Never miss a story — sign up for PLANSPONSOR newsletters to keep up on the latest retirement plan benefits news.
Separate Account/Collective Trust Assets Declined in Q209
The data shows $49.8 billion flowed out of separate accounts and CITs during the second quarter.
A commentary from Steve Deutsch, Director of Separate Accounts/Collective Investment Trusts and Pensions, Endowments, and Foundations Database, says that although large-cap strategies posted solid returns between March and June, they tended to underperform the other major equity asset classes. Regardless of geography (United States and Foreign) and style (growth, blend, or value), large-cap equity separate account and collective trust assets declined significantly.
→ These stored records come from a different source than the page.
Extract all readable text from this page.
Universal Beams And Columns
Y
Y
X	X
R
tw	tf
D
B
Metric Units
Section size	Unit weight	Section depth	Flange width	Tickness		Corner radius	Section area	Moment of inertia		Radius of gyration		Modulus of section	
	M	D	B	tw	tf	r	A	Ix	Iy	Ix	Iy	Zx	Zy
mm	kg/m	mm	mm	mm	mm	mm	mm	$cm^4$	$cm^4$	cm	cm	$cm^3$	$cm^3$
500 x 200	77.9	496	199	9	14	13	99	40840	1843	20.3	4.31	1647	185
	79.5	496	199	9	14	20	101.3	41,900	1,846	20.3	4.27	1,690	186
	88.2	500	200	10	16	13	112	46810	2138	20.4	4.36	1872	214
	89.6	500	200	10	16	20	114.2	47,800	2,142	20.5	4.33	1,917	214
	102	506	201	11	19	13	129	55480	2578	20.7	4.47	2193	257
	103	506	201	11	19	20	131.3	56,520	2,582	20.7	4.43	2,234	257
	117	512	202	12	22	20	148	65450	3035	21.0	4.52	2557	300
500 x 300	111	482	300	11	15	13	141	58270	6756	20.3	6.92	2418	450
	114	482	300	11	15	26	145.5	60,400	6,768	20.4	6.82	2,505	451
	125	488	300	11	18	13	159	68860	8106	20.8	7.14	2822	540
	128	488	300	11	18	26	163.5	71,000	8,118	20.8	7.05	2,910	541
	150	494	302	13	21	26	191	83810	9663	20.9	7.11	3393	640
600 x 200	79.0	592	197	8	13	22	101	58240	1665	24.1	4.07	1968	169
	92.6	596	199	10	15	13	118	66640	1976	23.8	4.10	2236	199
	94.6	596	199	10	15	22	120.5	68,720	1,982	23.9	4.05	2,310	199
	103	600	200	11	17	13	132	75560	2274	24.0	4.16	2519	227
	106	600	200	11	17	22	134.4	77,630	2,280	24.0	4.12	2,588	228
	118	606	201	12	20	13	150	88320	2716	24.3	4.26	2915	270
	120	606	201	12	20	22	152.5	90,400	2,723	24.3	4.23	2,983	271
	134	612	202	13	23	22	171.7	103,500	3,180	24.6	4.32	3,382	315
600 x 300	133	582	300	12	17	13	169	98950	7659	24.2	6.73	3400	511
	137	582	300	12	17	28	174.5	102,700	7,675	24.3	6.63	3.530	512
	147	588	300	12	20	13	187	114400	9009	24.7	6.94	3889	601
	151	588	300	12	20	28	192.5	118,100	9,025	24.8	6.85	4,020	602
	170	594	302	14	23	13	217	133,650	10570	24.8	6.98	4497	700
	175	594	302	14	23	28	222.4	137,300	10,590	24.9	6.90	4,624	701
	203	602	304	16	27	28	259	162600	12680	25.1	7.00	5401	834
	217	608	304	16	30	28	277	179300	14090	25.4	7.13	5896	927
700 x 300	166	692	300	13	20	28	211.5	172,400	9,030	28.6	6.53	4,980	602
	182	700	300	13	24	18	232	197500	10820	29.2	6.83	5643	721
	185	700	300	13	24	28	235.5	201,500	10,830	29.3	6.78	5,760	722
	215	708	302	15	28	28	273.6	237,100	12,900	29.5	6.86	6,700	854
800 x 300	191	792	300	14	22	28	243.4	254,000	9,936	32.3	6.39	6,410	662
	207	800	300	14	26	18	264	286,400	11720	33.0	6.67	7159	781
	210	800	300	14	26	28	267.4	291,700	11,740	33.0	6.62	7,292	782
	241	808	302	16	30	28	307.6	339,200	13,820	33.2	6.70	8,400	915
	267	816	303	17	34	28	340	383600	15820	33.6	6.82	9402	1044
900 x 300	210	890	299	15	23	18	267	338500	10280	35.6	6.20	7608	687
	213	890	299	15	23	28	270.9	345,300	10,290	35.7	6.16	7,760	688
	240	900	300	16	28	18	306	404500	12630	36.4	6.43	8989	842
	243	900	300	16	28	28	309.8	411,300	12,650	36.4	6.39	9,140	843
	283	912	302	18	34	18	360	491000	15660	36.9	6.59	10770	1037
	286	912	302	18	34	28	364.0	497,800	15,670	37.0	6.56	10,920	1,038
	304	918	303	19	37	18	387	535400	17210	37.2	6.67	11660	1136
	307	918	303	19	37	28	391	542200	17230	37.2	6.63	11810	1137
Assets also flowed to long- and short-term government and corporate fixed-income strategies, with only intermediate corporate duration allocations very strongly negative or somewhat hesitant. Money market and stable-value category outflows also reflect money being put to more productive, better yielding strategies, Deutsch said.
The data indicates that boutique money managers were the outperformance in the second quarter, as the bulk of the outflows between March and June affected the top 10 money managers ($58 billion). “Firms that are strongly committed to index-based strategies – or were swept up in the continuing reorganization of Wall Street – also showed strong asset declines during the second quarter,” the commentary said.